* Tobacco: high risk beyond 20 PA; Carcinogenic: benzopyrene and polycyclic hydrocarbons; nitrosamines;phenols; arsenic.
* Other FDR: asbestos (amphibole overcoats, for little or no chrysotile); arsenic; nickel; chromium; iron oxide;hydrocarbons; beryllium; ionizing radiation.
* Genetic factors: HLA B12 group.
* Late effects of tuberculosis -> adenocarcinoma
* Natural history: Rapid doubling time, particular clinical presentation, metastatic potential.
* Therapeutic: no surgical indication (with exceptions); but very radiosensitive and chemotherapy
* Poor prognosis, even after complete remission.
* 20% of lung cancer
* Comes from the malignant transformation of multipotent cell bronchial stump of endodermal origin, neuroendocrine differentiation (this explains the presence of tumors combined with non-small contingent adénocarcinomateuses or squamous cells).
* Central (main bronchus or lobar) submucosal extension; early lymphatic invasion; common extrathoracic extension at diagnosis.
* Metastatic sites are in descending order: liver, adrenal, bone, CNS, bone marrow.
* Optical Microscopy: oat grain (or oatcell) but can be combined or intermediate (larger) (squamous or glandular contingent of cells).
* Electron microscopy: the presence of neurosecretory grains characteristics
* Markers: do not express lymphocyte markers (Dc differential with lymphoma); ADH; neuropeptides (NSE, VIP).
C- paraneoplastic syndromes endocrinological:
* Inappropriate ADH secretion (Schwartz-Bartter syndrome) involving profound hyponatremia and natriuresis retained.
* Ectopic secretion of ACTH (ACTH like) -> Cushing’s syndrome with melanodermia
* Inappropriate secretion of TRH -> hyperthyroidism
* Inappropriate secretion of insulin -> Hypoglycemia
* Inappropriate secretion of ß-HCG or prolactin -> gynecomastia
D- Paraneoplastic neurological syndromes:
* Lambert-Eaton syndrome: muscle weakness with areflexia (pseudo gravis with blocking presynaptic)
* Denny-Brown: severe sensorimotor neuropathy predominant on the upper limbs
* Other: Myelitis (Landry’s syndrome); limbic encephalitis (rapidly progressive dementia); polymyositis.
E- paraneoplastic syndromes and other skin:
* Acanthosis nigricans: mainly stomach cancer, diabetes field
* Hyperkeratosis painful palms of hands and soles of the feet (basex)
* ++ Recurrent phlebitis
F- Two paraneoplastic syndromes are more often associated with squamous cell carcinoma:
* Hypercalcemia (for secretion of PTH like hormone)
* Syndrome Pierre-Marie and Foix (hypertrophic osteoarthropathy pneumiante) with clubbing, inflammatory arthralgia and periosteal apposition on the shaft of long bones; trophic vasomotor disorders.
* X-ray: typical proximal perihilar opacity with hilar lymph node, latérotrachéale
* Required Fibroscopy bronchial biopsies with lesions, aspiration cytology.
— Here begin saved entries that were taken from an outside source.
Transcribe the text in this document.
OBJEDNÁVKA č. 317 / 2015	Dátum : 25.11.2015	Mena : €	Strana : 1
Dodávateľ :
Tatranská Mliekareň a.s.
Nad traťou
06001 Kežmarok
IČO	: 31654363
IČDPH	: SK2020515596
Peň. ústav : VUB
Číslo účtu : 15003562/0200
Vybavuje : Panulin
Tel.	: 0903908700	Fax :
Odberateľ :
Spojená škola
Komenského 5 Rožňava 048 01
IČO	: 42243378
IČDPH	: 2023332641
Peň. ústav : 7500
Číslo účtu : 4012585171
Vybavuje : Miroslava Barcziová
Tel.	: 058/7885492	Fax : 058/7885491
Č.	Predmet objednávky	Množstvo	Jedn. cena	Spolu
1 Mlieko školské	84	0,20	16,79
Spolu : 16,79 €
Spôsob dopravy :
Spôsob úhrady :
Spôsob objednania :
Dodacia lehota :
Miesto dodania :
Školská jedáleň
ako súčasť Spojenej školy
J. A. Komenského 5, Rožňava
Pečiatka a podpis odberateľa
Usually shows extensive infiltration with extrinsic compression proximal aspect. Biopsies may be falsely negative (submucosal tumor development).
* If negative histology -> quickly realize according to radio-clinical data transparietal aspiration biopsies, mediastinoscopy …
* Assessment of extension: endoscopy, chest CT, CT of the head, abdominal ultrasound, bone scan (systematic even in the absence of clinical signs); CT centered on the adrenal; bone marrow biopsy
* Biology: serum electrolytes, liver function tests, calcium and phosphate, creatinine quarry, NSE (initial value for the treatment followed) and LDH (reflecting tumor mass).
* Pretreatment assessment: EFR (only when chest radiation therapy is contemplated and in very rare cases extirpable tumors surgically). ECG; Echocardiography (if use of anthracycline); markers (NSE, LDH).
TNM stage does not apply to this histology
I- Evolution & treatment:
* In untreated control median survival at 2 months for disseminated forms and 3 to 4 used for localized forms
* Under treatment: median survival of 1 and 2 years for localized forms and 8 months to 1 years for disseminated forms.
* Chemotherapy: very chemosensitive tumors
* Radiation therapy: locoregional; prophylactic brain; for pain relief in bone metastases and / or spinal cord compression
* A complete response is defined iconographic way lung cancer (NPC) -> disappearance of any trace of the original injury on CT scan.